Zammit and Seront write a comprehensive review article on the neurological irAEs associated with ICIs.

Overall, they give a very straightforward method of presenting the different irAEs in terms of general overview, clinical presentation, diagnostic tools, severity/grading, and treatment. 

This would probably be okay for a journal of this caliber, although I would be interested in seeing more elaboration of retrospective studies with each subtype of n-irAEs.

Comments on the Quality of English Language

Minor punctuational issues.

Author Response

Zammit and Seront write a comprehensive review article on the neurological irAEs associated with ICIs.

Overall, they give a very straightforward method of presenting the different irAEs in terms of general overview, clinical presentation, diagnostic tools, severity/grading, and treatment. 

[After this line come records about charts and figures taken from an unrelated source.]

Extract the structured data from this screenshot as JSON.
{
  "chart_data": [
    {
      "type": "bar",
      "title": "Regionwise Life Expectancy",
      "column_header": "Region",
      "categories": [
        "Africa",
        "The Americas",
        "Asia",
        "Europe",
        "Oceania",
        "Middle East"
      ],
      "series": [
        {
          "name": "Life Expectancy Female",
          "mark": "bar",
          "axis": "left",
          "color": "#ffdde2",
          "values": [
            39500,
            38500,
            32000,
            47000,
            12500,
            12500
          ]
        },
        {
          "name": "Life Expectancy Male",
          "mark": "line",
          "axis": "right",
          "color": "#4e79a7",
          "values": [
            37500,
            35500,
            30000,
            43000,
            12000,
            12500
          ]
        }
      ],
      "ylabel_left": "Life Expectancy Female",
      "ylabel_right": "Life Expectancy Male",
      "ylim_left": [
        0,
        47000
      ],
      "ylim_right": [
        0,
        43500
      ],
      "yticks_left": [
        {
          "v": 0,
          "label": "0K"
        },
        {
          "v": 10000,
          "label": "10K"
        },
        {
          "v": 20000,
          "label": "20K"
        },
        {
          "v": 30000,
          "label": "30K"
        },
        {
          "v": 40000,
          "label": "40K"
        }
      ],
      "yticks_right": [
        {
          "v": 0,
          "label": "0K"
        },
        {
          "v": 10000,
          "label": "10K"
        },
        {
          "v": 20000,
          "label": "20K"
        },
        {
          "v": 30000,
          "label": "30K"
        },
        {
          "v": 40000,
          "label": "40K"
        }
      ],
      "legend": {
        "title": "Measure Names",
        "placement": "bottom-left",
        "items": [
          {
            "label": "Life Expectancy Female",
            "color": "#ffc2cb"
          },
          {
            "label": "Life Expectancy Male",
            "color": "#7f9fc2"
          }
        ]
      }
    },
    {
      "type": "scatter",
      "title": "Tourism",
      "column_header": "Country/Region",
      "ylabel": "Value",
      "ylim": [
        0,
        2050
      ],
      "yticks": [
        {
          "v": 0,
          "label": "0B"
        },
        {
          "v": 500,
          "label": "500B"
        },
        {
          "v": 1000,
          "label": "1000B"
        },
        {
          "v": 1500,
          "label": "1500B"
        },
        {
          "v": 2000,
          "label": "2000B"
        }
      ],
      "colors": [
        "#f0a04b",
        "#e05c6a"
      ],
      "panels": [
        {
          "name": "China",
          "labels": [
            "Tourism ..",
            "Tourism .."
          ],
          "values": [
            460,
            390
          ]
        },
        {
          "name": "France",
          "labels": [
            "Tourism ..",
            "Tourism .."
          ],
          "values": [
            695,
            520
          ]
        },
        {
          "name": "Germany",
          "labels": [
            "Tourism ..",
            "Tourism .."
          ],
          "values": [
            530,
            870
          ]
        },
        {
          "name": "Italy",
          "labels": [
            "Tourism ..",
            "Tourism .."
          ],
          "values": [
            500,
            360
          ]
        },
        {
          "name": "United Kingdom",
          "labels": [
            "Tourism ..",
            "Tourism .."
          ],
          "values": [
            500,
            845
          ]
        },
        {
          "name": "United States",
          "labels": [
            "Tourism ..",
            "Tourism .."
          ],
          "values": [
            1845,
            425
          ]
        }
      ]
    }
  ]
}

This would probably be okay for a journal of this caliber, although I would be interested in seeing more elaboration of retrospective studies with each subtype of n-irAEs.

Thank you for this comment

We adapted our manuscript and try to be more clear and practical with easy description of the different strategies that can be proposed based on the severity score. We try alos to adjust our position concerning the rechallenge of ICI.

 

Author Response File: Author Response.pdf

Round 2

Reviewer 1 Report

Comments and Suggestions for Authors

Thanks for your revision.

Reviewer 2 Report

Comments and Suggestions for Authors

The authors responded appropriately to my request for revisions.